Utility accounts are important for a town or county and are often the most active. These are water, sewer, electric, and trash. Some towns bill monthly or quarterly. They often use third-party billing software to track usage and then consolidate that information into their town’s accounting software. A Community Bank can make the most impact in this area by reducing accounts receivable. The ability for towns to collect payment on their website or through inbound phone calls via credit card or ACH drastically reduces a town’s outstanding past-due balances. People are creatures of comfort and convenience and we find they are more likely to pay the bills that are easiest to pay first. This means if they can go directly to the town’s website and enter a form of payment at any time they are likely to complete that payment. If they have to write a check, find an envelope, and pay for a stamp they are less likely to pay that bill in a timely manner. Towns can cover the cost of these payments by passing the cost of credit card processing on to the payer. Most towns charge a flat dollar amount per transaction. The second most effective way to help government entities with utility billing is to integrate it into their accounting system and enable recurring payments. Recurring payments reduce friction even further since the balance is paid automatically and the citizen knows it gets deducted from their account every time. This leads to a more dependable cash flow in the town’s account.

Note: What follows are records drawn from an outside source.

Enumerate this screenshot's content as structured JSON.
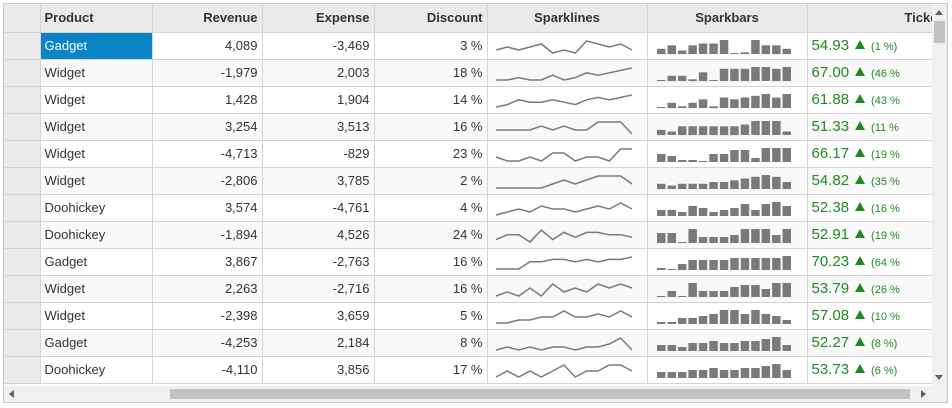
{
  "grid": {
    "columns": {
      "product": "Product",
      "revenue": "Revenue",
      "expense": "Expense",
      "discount": "Discount",
      "sparklines": "Sparklines",
      "sparkbars": "Sparkbars",
      "ticker": "Ticker"
    },
    "selected_row": 0,
    "rows": [
      {
        "product": "Gadget",
        "revenue": "4,089",
        "expense": "-3,469",
        "discount": "3 %",
        "ticker": "54.93",
        "change": "(1 %)",
        "spark": [
          5,
          6,
          5,
          6,
          7,
          4,
          5,
          4,
          8,
          7,
          6,
          7,
          5
        ],
        "bars": [
          3,
          5,
          2,
          5,
          6,
          6,
          8,
          0,
          1,
          8,
          5,
          5,
          3
        ]
      },
      {
        "product": "Widget",
        "revenue": "-1,979",
        "expense": "2,003",
        "discount": "18 %",
        "ticker": "67.00",
        "change": "(46 %",
        "spark": [
          3,
          3,
          4,
          3,
          3,
          5,
          3,
          4,
          6,
          5,
          6,
          7,
          8
        ],
        "bars": [
          0,
          3,
          3,
          1,
          5,
          0,
          7,
          7,
          7,
          8,
          8,
          7,
          8
        ]
      },
      {
        "product": "Widget",
        "revenue": "1,428",
        "expense": "1,904",
        "discount": "14 %",
        "ticker": "61.88",
        "change": "(43 %",
        "spark": [
          3,
          4,
          6,
          5,
          5,
          6,
          5,
          4,
          6,
          7,
          6,
          7,
          8
        ],
        "bars": [
          0,
          3,
          1,
          3,
          5,
          1,
          6,
          5,
          6,
          7,
          8,
          6,
          8
        ]
      },
      {
        "product": "Widget",
        "revenue": "3,254",
        "expense": "3,513",
        "discount": "16 %",
        "ticker": "51.33",
        "change": "(11 %",
        "spark": [
          4,
          4,
          4,
          4,
          5,
          4,
          5,
          4,
          4,
          6,
          6,
          6,
          3
        ],
        "bars": [
          3,
          2,
          5,
          5,
          5,
          5,
          5,
          5,
          6,
          8,
          8,
          8,
          2
        ]
      },
      {
        "product": "Widget",
        "revenue": "-4,713",
        "expense": "-829",
        "discount": "23 %",
        "ticker": "66.17",
        "change": "(19 %",
        "spark": [
          5,
          4,
          4,
          5,
          4,
          6,
          6,
          4,
          5,
          5,
          4,
          7,
          7
        ],
        "bars": [
          4,
          3,
          1,
          1,
          0,
          4,
          4,
          6,
          6,
          2,
          7,
          7,
          7
        ]
      },
      {
        "product": "Widget",
        "revenue": "-2,806",
        "expense": "3,785",
        "discount": "2 %",
        "ticker": "54.82",
        "change": "(35 %",
        "spark": [
          4,
          4,
          4,
          4,
          4,
          5,
          6,
          5,
          6,
          7,
          7,
          7,
          5
        ],
        "bars": [
          3,
          2,
          3,
          3,
          3,
          4,
          4,
          5,
          6,
          7,
          8,
          7,
          4
        ]
      },
      {
        "product": "Doohickey",
        "revenue": "3,574",
        "expense": "-4,761",
        "discount": "4 %",
        "ticker": "52.38",
        "change": "(16 %",
        "spark": [
          4,
          5,
          6,
          5,
          7,
          6,
          6,
          5,
          6,
          7,
          6,
          8,
          6
        ],
        "bars": [
          3,
          3,
          2,
          5,
          4,
          2,
          3,
          4,
          6,
          3,
          6,
          7,
          5
        ]
      },
      {
        "product": "Doohickey",
        "revenue": "-1,894",
        "expense": "4,526",
        "discount": "24 %",
        "ticker": "52.91",
        "change": "(19 %",
        "spark": [
          4,
          6,
          6,
          3,
          8,
          4,
          7,
          5,
          7,
          7,
          6,
          6,
          5
        ],
        "bars": [
          5,
          5,
          0,
          7,
          3,
          3,
          3,
          4,
          7,
          7,
          7,
          4,
          7
        ]
      },
      {
        "product": "Gadget",
        "revenue": "3,867",
        "expense": "-2,763",
        "discount": "16 %",
        "ticker": "70.23",
        "change": "(64 %",
        "spark": [
          3,
          3,
          3,
          6,
          6,
          7,
          7,
          6,
          7,
          6,
          7,
          7,
          8
        ],
        "bars": [
          1,
          0,
          3,
          5,
          5,
          5,
          5,
          6,
          6,
          6,
          6,
          6,
          7
        ]
      },
      {
        "product": "Widget",
        "revenue": "2,263",
        "expense": "-2,716",
        "discount": "16 %",
        "ticker": "53.79",
        "change": "(26 %",
        "spark": [
          4,
          5,
          4,
          6,
          4,
          7,
          5,
          6,
          5,
          7,
          6,
          7,
          6
        ],
        "bars": [
          0,
          3,
          0,
          7,
          3,
          3,
          3,
          5,
          6,
          6,
          4,
          7,
          7
        ]
      },
      {
        "product": "Widget",
        "revenue": "-2,398",
        "expense": "3,659",
        "discount": "5 %",
        "ticker": "57.08",
        "change": "(10 %",
        "spark": [
          3,
          3,
          4,
          4,
          5,
          5,
          7,
          5,
          5,
          6,
          5,
          7,
          5
        ],
        "bars": [
          1,
          1,
          3,
          3,
          4,
          5,
          7,
          7,
          5,
          7,
          5,
          4,
          2
        ]
      },
      {
        "product": "Gadget",
        "revenue": "-4,253",
        "expense": "2,184",
        "discount": "8 %",
        "ticker": "52.27",
        "change": "(8 %)",
        "spark": [
          4,
          5,
          4,
          5,
          4,
          5,
          5,
          4,
          5,
          5,
          6,
          8,
          4
        ],
        "bars": [
          3,
          3,
          2,
          4,
          4,
          5,
          4,
          4,
          5,
          5,
          6,
          7,
          3
        ]
      },
      {
        "product": "Doohickey",
        "revenue": "-4,110",
        "expense": "3,856",
        "discount": "17 %",
        "ticker": "53.73",
        "change": "(6 %)",
        "spark": [
          4,
          5,
          4,
          5,
          4,
          5,
          6,
          4,
          5,
          5,
          6,
          6,
          5
        ],
        "bars": [
          3,
          3,
          3,
          4,
          4,
          5,
          4,
          4,
          5,
          5,
          6,
          7,
          4
        ]
      }
    ]
  }
}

Tax payment accounts historically have massive ebbs and flows for bank balances, but they are often the largest accounts besides the reserve account that a government entity has. Taxes include property tax, income tax, use tax, and often other regional taxes. In most states towns and counties have to run off zero budget bases which means they can only spend a portion of their estimated taxes. If the collection of those taxes becomes past due they have to adjust that basis down and/or the collection of past due goes up in order to have more money to spend. The value your bank can offer by helping them collect more revenue in a timely manner is a consistent budget and better town cash flow. Traditionally these will be large deposit accounts around the time taxes are due and will slowly run off. They are still great non interest bearing accounts.
Many towns have police on staff and have paid parking, application fees, and other permitting costs. These fees and fines are also great opportunities to advance the payment experience for a municipality or township. Paying a parking ticket or permit request should be an online and easy process. Many entities still require in-person or mailed processes. This is more work for the constituents and the staff. Helping them improve the payment process helps their cash flow and they can deploy employees to other tasks. These accounts are more year-round than deposit accounts and are more stable.
While this article is focused on attracting through technology your institution can also attract through offering sweep accounts, increasing FDIC coverage so they don’t have to spread their reserves, offer remote deposits, and even lock boxes. These deposit accounts often end up at the larger banks due to their complications, but most would prefer at least some of their business to be in the town with a community bank that supports the citizens they represent.